Aunt Loyza was my great-grandpa's little sister. I guess you could say she was little in more ways than one. Not only was she one day shy of being 15 years younger, but I'd guess I had bypassed her in height by the 4th grade. She more than made up for her lack of stature with her big personality and even bigger heart. With my great-grandpa gone since 1998, she was the last remaining sibling of that generation.
I know that when people reach their 80s and 90s that they're often prepared and ready to move on. I know that everyone who knew and loved Aunt Loyza can take comfort in the fact that she's now happily reunited with her husband, parents, siblings and countless other friends and relatives. I know that Aunt Loyza will be forever missed but never forgotten.
In memory of Aunt Loyza, I'd like to share a few memories.
- My earliest recollection of Aunt Loyza consists of her reading books to me. This may seem like an ordinary event in every child's life but Aunt Loyza had a special way of reading that made the experience unique. She read me the book backwards. Throughout my childhood, the running gag would be that we would sign cards to each other by writing our names backwards. I became Ybba and she was Azyol Tnua.
- When I was in elementary school, I visited Aunt Loyza at her house with my grandparents. I don't remember what the visit was specifically about but I do remember it being a dewy morning and I remember sifting flour. At the time, I had no idea what a sifter was (not sure I even know now). Wish I could piece together the pieces of this memory better.
- In recent years, I've gotten to know Aunt Loyza better and I'm so thankful for that. When I lived in Seattle, I joined her at several Williams Family Picnics. It was always a blast to see what kind of tricks she had up her sleeve and the gifts, such as the bright blue leg warmers below, were always worth a laugh.
|July 2006: Williams' Family Picnic|
|July 2008: Williams' Family Picnic|
|July 2009: Williams' Family Picnic|
|July 2010: Williams' Family Picnic|
|July 2010: Williams' Family Picnic with all our goodies.|
|July 2010: Something must've been funny!|
- After I moved to San Diego, I stopped by to see her on my visits home.

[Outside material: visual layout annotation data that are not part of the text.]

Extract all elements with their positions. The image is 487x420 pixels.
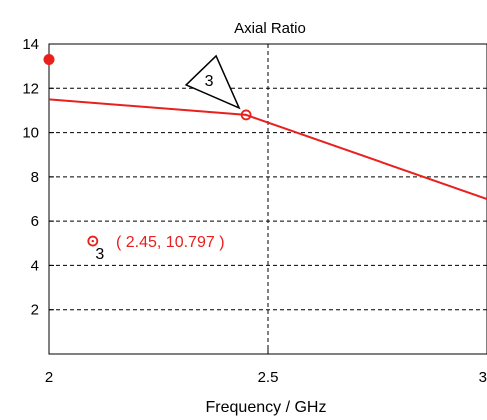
marker-3-callout-label: 3 bbox=[205, 73, 214, 90]
y-tick-label-2: 2 bbox=[31, 302, 39, 319]
marker-legend-symbol-dot bbox=[91, 239, 95, 243]
chart-title: Axial Ratio bbox=[234, 20, 306, 37]
y-tick-label-10: 10 bbox=[22, 125, 39, 142]
marker-3-point-dot bbox=[244, 113, 248, 117]
x-tick-label-2: 2 bbox=[45, 369, 53, 386]
y-tick-label-6: 6 bbox=[31, 213, 39, 230]
corner-indicator-dot bbox=[43, 54, 55, 65]
y-axis-ticks: 2 4 6 8 10 12 14 bbox=[22, 36, 54, 319]
marker-coordinate-readout: ( 2.45, 10.797 ) bbox=[116, 234, 225, 251]
x-axis-label: Frequency / GHz bbox=[206, 399, 327, 416]
x-axis-ticks: 2 2.5 3 bbox=[45, 349, 487, 386]
x-tick-label-2.5: 2.5 bbox=[258, 369, 279, 386]
x-tick-label-3: 3 bbox=[479, 369, 487, 386]
y-tick-label-14: 14 bbox=[22, 36, 39, 53]
y-tick-label-12: 12 bbox=[22, 80, 39, 97]
marker-legend-symbol-label: 3 bbox=[95, 246, 104, 263]
y-tick-label-8: 8 bbox=[31, 169, 39, 186]
marker-3-point bbox=[240, 109, 252, 121]
marker-layer: 3 3 ( 2.45, 10.797 ) bbox=[43, 54, 252, 263]
y-tick-label-4: 4 bbox=[31, 257, 39, 274]
marker-legend-symbol bbox=[87, 235, 99, 247]
grid bbox=[49, 43, 487, 354]
marker-3-callout bbox=[184, 54, 241, 110]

In the past year, I saw her both on my summer and Christmas trips and I'm incredibly happy that I made these visits a priority. As a huge history lover, I enjoyed listening to her stories of childhood during the Great Depression, working during World War II and more. You just never knew what would come out of her mouth next and she always had us laughing, often with a twinkle in her eye that let you know that she was in on the joke.
- Last summer, I visited on a rare warm Seattle day but Aunt Loyza was chilly and had kept a fire burning all day in her living room. Being a true San Diegan now, I found the 75-degree day to be slightly cool too and I didn't mind the additional heat.
|July 2012: Visiting in the summer heat.|
- This past Christmas, my family stopped by to visit Aunt Loyza en route to Christmas Eve at my grandparent's house in Lake Stevens. While the visit was short, I'm so happy to have seen her one more time.